This repository contains code to build deep learning models to identify different speakers based on audio samples containg their voice.
The eventual aim is for this repository to become a pip-installable python package for quickly and easily performing speaker identification related tasks.
This tensorflow/Keras/python2.7 branch is discontinued. Work is continuing on the pytorch-python-3.6 branch which will become the master branch.
Make a new virtualenv and install requirements from requirements.txt
with the following command.
pip install -r requirements.txt
This project was written in Python 2.7.12 so I cannot guarantee it works on any other version.

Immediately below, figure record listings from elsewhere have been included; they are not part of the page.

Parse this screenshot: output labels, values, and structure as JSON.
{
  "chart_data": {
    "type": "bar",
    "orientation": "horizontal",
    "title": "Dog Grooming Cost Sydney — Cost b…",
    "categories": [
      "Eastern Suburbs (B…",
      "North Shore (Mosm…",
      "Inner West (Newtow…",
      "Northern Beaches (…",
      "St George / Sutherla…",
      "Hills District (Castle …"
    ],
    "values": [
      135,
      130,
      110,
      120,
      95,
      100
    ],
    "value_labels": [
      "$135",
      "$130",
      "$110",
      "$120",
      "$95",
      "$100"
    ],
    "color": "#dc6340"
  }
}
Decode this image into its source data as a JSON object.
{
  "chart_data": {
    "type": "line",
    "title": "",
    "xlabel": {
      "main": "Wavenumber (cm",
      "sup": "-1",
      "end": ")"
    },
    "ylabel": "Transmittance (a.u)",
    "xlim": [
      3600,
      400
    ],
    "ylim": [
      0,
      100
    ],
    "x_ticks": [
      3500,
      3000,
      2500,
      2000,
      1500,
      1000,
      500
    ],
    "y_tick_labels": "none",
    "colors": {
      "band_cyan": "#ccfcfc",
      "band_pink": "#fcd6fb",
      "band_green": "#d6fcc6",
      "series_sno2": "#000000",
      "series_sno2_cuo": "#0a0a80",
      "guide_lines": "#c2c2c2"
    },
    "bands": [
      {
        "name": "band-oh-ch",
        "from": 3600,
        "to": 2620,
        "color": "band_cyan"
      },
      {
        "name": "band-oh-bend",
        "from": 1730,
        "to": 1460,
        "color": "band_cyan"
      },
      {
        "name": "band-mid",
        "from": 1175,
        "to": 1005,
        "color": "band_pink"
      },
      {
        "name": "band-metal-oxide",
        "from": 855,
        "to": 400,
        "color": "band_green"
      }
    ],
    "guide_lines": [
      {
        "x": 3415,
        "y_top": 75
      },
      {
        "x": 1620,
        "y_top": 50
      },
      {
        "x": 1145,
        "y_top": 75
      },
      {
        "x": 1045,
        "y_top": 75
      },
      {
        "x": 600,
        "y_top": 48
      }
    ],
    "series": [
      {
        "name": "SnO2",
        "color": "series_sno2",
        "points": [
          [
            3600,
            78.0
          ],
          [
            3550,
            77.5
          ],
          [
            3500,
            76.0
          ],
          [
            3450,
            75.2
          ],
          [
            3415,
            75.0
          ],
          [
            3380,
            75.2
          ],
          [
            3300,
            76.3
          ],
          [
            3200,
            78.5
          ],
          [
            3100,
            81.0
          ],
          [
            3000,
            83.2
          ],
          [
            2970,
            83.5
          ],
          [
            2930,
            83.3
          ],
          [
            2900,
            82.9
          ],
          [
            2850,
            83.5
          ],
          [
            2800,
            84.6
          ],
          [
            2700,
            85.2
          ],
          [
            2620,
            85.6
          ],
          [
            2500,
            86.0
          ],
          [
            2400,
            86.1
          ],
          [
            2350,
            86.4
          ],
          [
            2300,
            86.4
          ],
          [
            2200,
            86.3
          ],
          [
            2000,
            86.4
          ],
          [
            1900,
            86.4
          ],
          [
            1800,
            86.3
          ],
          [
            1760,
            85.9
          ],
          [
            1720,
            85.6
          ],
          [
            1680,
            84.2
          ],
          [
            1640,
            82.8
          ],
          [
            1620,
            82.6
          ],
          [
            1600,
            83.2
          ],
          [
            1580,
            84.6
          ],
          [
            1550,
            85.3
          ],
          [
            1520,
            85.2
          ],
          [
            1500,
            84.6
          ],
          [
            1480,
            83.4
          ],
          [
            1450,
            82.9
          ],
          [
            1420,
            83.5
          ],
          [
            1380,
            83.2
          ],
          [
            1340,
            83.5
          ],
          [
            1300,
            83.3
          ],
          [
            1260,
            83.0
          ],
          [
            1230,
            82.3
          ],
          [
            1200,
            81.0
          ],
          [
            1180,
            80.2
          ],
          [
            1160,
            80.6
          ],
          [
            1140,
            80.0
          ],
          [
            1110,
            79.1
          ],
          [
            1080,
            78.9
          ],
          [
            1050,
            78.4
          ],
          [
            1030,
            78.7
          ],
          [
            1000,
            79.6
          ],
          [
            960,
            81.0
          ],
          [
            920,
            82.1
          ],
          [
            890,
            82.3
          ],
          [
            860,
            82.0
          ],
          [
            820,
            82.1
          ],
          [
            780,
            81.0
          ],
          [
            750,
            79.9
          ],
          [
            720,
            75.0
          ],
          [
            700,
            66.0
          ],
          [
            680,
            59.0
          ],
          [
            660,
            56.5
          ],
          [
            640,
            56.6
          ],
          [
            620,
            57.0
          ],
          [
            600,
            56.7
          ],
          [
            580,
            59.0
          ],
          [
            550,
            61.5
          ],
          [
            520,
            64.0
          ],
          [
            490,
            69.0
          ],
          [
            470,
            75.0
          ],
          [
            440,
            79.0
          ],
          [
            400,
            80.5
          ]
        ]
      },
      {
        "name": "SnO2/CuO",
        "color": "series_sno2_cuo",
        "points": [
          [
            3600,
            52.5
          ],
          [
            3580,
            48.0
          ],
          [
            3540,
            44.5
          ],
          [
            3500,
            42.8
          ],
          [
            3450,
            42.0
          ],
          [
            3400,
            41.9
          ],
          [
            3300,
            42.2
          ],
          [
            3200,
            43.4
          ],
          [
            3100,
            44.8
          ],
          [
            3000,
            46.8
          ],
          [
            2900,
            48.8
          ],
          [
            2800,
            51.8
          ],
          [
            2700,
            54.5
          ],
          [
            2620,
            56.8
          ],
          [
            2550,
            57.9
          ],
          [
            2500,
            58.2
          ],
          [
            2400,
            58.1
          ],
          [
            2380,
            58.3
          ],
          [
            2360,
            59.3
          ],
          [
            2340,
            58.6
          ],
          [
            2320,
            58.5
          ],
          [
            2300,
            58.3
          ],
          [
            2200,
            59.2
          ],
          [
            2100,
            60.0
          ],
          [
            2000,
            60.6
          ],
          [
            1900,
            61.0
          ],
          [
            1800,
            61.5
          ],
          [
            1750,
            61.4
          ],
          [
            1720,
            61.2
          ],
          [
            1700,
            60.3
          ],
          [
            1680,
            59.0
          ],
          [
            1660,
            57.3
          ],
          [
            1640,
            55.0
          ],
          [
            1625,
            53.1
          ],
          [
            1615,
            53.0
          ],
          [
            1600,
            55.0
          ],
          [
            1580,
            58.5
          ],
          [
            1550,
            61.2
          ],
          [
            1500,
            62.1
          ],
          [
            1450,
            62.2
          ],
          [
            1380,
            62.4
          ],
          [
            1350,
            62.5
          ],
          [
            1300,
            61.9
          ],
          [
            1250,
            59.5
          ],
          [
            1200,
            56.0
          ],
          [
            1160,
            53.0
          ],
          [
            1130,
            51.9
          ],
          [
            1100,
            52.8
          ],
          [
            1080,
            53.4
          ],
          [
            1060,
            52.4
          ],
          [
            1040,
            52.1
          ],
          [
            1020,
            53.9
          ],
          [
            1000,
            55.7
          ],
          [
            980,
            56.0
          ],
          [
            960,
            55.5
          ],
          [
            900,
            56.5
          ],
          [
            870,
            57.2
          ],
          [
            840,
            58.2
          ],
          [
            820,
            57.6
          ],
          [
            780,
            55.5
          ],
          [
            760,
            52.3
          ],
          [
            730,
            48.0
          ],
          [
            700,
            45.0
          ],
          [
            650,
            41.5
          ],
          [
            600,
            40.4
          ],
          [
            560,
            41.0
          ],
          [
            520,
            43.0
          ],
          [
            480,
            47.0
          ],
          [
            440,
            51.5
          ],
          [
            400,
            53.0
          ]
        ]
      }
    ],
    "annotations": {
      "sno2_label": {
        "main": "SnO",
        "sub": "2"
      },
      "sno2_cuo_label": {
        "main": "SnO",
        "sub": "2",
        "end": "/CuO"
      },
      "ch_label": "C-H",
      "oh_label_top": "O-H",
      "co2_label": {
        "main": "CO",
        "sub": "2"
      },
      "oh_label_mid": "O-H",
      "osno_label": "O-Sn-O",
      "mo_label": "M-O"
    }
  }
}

Get training data here: http://www.openslr.org/12
- train-clean-100.tar.gz
- train-clean-360.tar.gz
- dev-clean.tar.gz
Place the unzipped training data into the data/
folder so the file
structure is as follows:
data/
LibriSpeech/
dev-clean/
train-clean-100/
train-clean-360/
SPEAKERS.TXT
Please use the SPEAKERS.TXT
supplied in the repo as I've made a few
corrections to the one found at openslr.org.
This requires the LibriSpeech data.
python -m unittest tests.tests
This package contains re-usable code for defining network architectures, interacting with datasets and many utility functions.
This package contains experiments in the form of python scripts.
This folder contains Jupyter notebooks used for interactive visualisation and analysis.